Consumers in every state stand to lose if Congress derails efficiency standards
With Congress about to consider eliminating 2007 lighting efficiency standards before they even take effect, a new analysis shows the standards would save the country more than $12.5 billion annually when fully implemented in 2020.
Americans’ energy costs would be reduced by an average of 7 percent or about $85 per household each and every year when the standards are fully in place, according to the analysis.
More efficient light bulbs also would eliminate the need for 33 large power plants – and the pollution they would generate – according to the analysis.
For the full analysis with state-by-state breakdowns of savings, please see: http://www.nrdc.org/energy/files/betterbulbs.pdf
“Clearly, consumers, the economy and the environment will suffer if these standards are repealed,” said Jim Presswood, NRDC’s federal energy policy director. “It also will send the wrong signal to the lighting industry, which has already started making better bulbs.”
Several companies are already selling improved incandescent bulbs that meet the standards, which take effect beginning in January.
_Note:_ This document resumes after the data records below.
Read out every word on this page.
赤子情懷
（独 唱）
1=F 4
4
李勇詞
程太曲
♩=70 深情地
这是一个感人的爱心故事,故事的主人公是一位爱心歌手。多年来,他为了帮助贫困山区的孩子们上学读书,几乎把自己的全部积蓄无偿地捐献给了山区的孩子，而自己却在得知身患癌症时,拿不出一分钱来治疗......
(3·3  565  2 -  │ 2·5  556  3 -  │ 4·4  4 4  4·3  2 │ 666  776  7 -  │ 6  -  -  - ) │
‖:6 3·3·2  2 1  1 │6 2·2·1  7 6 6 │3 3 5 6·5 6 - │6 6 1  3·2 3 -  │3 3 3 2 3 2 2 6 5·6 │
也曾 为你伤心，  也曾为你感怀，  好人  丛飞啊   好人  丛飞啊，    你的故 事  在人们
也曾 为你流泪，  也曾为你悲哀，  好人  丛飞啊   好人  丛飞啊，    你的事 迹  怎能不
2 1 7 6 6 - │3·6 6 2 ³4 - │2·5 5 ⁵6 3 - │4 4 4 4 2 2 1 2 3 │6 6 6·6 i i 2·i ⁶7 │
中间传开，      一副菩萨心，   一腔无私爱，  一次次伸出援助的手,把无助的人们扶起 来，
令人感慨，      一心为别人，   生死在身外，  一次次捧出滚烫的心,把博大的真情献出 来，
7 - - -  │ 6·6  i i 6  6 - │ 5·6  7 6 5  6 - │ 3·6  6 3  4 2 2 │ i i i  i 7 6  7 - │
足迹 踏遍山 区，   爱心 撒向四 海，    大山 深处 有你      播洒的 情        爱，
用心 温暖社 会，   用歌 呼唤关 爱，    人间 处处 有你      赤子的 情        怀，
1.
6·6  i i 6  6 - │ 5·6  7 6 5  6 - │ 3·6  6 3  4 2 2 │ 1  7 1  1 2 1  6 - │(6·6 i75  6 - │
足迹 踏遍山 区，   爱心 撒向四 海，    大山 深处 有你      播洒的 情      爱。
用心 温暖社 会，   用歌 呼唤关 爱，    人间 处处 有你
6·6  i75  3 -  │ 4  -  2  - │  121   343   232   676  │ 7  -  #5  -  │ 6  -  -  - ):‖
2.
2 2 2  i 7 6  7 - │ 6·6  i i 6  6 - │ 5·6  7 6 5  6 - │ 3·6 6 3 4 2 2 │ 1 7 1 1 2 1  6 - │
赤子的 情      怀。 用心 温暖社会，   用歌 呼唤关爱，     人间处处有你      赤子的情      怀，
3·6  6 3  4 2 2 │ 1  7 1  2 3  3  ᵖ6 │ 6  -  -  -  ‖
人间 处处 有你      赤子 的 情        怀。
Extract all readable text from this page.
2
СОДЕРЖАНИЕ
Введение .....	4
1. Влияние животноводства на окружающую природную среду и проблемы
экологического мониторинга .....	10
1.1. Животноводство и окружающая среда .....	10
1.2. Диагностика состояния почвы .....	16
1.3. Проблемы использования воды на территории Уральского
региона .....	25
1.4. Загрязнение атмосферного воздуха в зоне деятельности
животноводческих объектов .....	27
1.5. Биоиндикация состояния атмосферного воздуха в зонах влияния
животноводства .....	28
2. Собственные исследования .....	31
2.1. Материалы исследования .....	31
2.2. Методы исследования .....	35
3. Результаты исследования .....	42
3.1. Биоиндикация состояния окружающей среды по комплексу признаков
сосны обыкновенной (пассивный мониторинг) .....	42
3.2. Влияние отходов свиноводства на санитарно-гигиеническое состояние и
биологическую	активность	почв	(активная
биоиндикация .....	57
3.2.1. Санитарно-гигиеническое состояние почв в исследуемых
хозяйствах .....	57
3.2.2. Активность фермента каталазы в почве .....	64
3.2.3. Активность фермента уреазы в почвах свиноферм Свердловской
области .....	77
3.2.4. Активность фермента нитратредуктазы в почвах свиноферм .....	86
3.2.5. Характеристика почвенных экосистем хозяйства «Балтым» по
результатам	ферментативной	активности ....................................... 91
The bulbs look, light and turn on just like traditional bulbs, but they’re much more efficient. Consumers can save even more money with compact florescent (CFL) and light-emitting diode (LED) bulbs – but the standards do not ban or prohibit any type of light bulb.
Andrew deLaski, executive director of the Appliance Standards Awareness Project, which conducted the analysis for NRDC, said all states would see significant savings from the better lighting efficiency. Some states – such as New York, Texas and California – would save more than $1 billion in energy costs each year simply from better bulbs.
“The average U.S. household would save about 7 percent on their annual electric costs – or roughly one-twelfth,” deLaski said. “In other words, the savings from the lighting standards would be like getting a free month without a power bill, every single year.”